Kiyoshi Murota leads with surprising 66
LOUISVILLE, Ky. -- About the last person anyone expected to see atop the leaderboard at the Senior PGA Championship was Japan's Kiyoshi Murota.
And that includes Murota.
The 55-year-old golf teacher and touring pro surprised even himself by shooting a 6-under 66 on Thursday to overshadow stars such as Mark O'Meara and Tom Watson and grab the first-round lead in the weather-plagued senior major.
Senior PGA Championship Leaderboard
1. Murota (-6)
2. Dodds (-5)
3. O'Meara (-4)
T-4. Vaughan (-3)
T-4. Nielsen (-3)
• More scores
Play suspended because of darkness
Asked if he thought he came to the tournament thinking he might win it, Murota laughed and said through an interpreter, "Nothing. No chance."
So, think you can shoot another 66?
"No. No more," he said to laughter.
Murota had a one-shot lead over alternate Trevor Dodds, with former Masters and British Open winner O'Meara another stroke back after a 68. Watson, an eight-time major champion, shot a 70. Half the field was still on the course when darkness ended the first round. Most played fewer than nine holes.
Murota was the unlikeliest of leaders. He has six Japan Tour victories and five more on that country's version of the senior circuit. But he has not won on the international stage or on American soil.
In his four previous appearances in the Senior PGA Championship, his worst finish was a tie for 33rd in 2007 and his best a tie for 14th in 2006.
He was 1 under through eight holes before birdieing the next four. Even though he had eight one-putt greens in a span of nine holes, he said after the round that he is typically an average putter.
"I'm usually so-so," he said. "Only today good."
Accuracy was his greatest ally. He hit 10 fairways on a day when some of the game's top names found big problems when they strayed into the thick rough. Four times he hit into bunkers and he saved par each time.

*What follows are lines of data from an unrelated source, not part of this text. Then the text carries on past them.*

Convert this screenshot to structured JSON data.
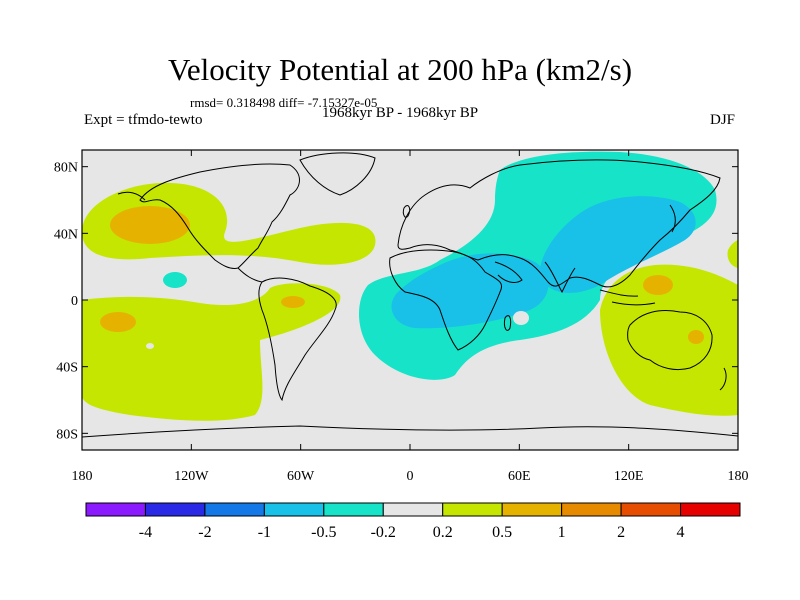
{
  "title": "Velocity Potential at 200 hPa (km2/s)",
  "stats": "rmsd= 0.318498 diff= -7.15327e-05",
  "left_label": "Expt = tfmdo-tewto",
  "center_label": "1968kyr BP - 1968kyr BP",
  "right_label": "DJF",
  "y_ticks": [
    {
      "label": "80N",
      "lat": 80
    },
    {
      "label": "40N",
      "lat": 40
    },
    {
      "label": "0",
      "lat": 0
    },
    {
      "label": "40S",
      "lat": -40
    },
    {
      "label": "80S",
      "lat": -80
    }
  ],
  "x_ticks": [
    {
      "label": "180",
      "lon": -180
    },
    {
      "label": "120W",
      "lon": -120
    },
    {
      "label": "60W",
      "lon": -60
    },
    {
      "label": "0",
      "lon": 0
    },
    {
      "label": "60E",
      "lon": 60
    },
    {
      "label": "120E",
      "lon": 120
    },
    {
      "label": "180",
      "lon": 180
    }
  ],
  "colorbar": {
    "colors": [
      "#8c1aff",
      "#2a2ae6",
      "#1479e6",
      "#19c0e8",
      "#17e3c9",
      "#e6e6e6",
      "#c5e600",
      "#e6b200",
      "#e68a00",
      "#e64d00",
      "#e60000"
    ],
    "labels": [
      "-4",
      "-2",
      "-1",
      "-0.5",
      "-0.2",
      "0.2",
      "0.5",
      "1",
      "2",
      "4"
    ]
  },
  "colors": {
    "background": "#e6e6e6",
    "positive_weak": "#c5e600",
    "positive_mid": "#e6b200",
    "negative_weak": "#17e3c9",
    "negative_mid": "#19c0e8"
  }
}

When asked if he was surprised he was on top the leaderboard, he smiled and said, "Somebody has to be leading."
Dodds was fortunate to even get in the field. He was on the outside looking in until Tuesday when Joey Sindelar withdrew with a bad back.
The St. Louis resident, originally from Namibia, needed just 23 putts to fashion his 67. He chipped in at the par-4 12th, part of five birdies on his home half.
"The rain came at a good time," he said. "I had about a 15-footer on 10 and had a little bit of time to practice my putting. I holed it and it got me back in the game."
Hard storms hit the course on Wednesday night and again on Thursday morning. The start was delayed because of 1½ inches of rain overnight along with some wind damage. Murota, in the first group off the 10th tee, was halfway through his second nine when another powerful thunderstorm ripped through the area. It delayed play for 3 hours, 11 minutes.
O'Meara called the conditions "trying" but he avoided problems all day except for a bogey at the uphill, par-4 ninth hole. In eight seniors starts this year, he's had three top 10s and has been no worse than a tie for 14th.
"I felt like I kept my mental composure out there, hung in there, stayed in the game," O'Meara said. "The tough holes, I hit some good drives and when I hit a bad drive I was just off in the rough."
Watson, who won the 2001 Senior PGA, was at 70 along with Des Smyth and Massachusetts club pro Kirk Hanefeld. Nick Price, a two-time winner of the PGA Championship and also a former British Open champion, was at 2 under through nine holes when darkness came.
Watson was particularly pleased with his start.
"Two-under is a good score," he said. "It's not easy to play under wet conditions and to stop and start. It was a long day and you just had to be prepared for the second go-round, which I was."
John Cook and Bobby Clampett were at 71. At even par were Tom Kite and Corey Pavin, along with birthday-boy Steve Pate. Pate turned 50 on Thursday, just getting into the field in the 50-and-over event.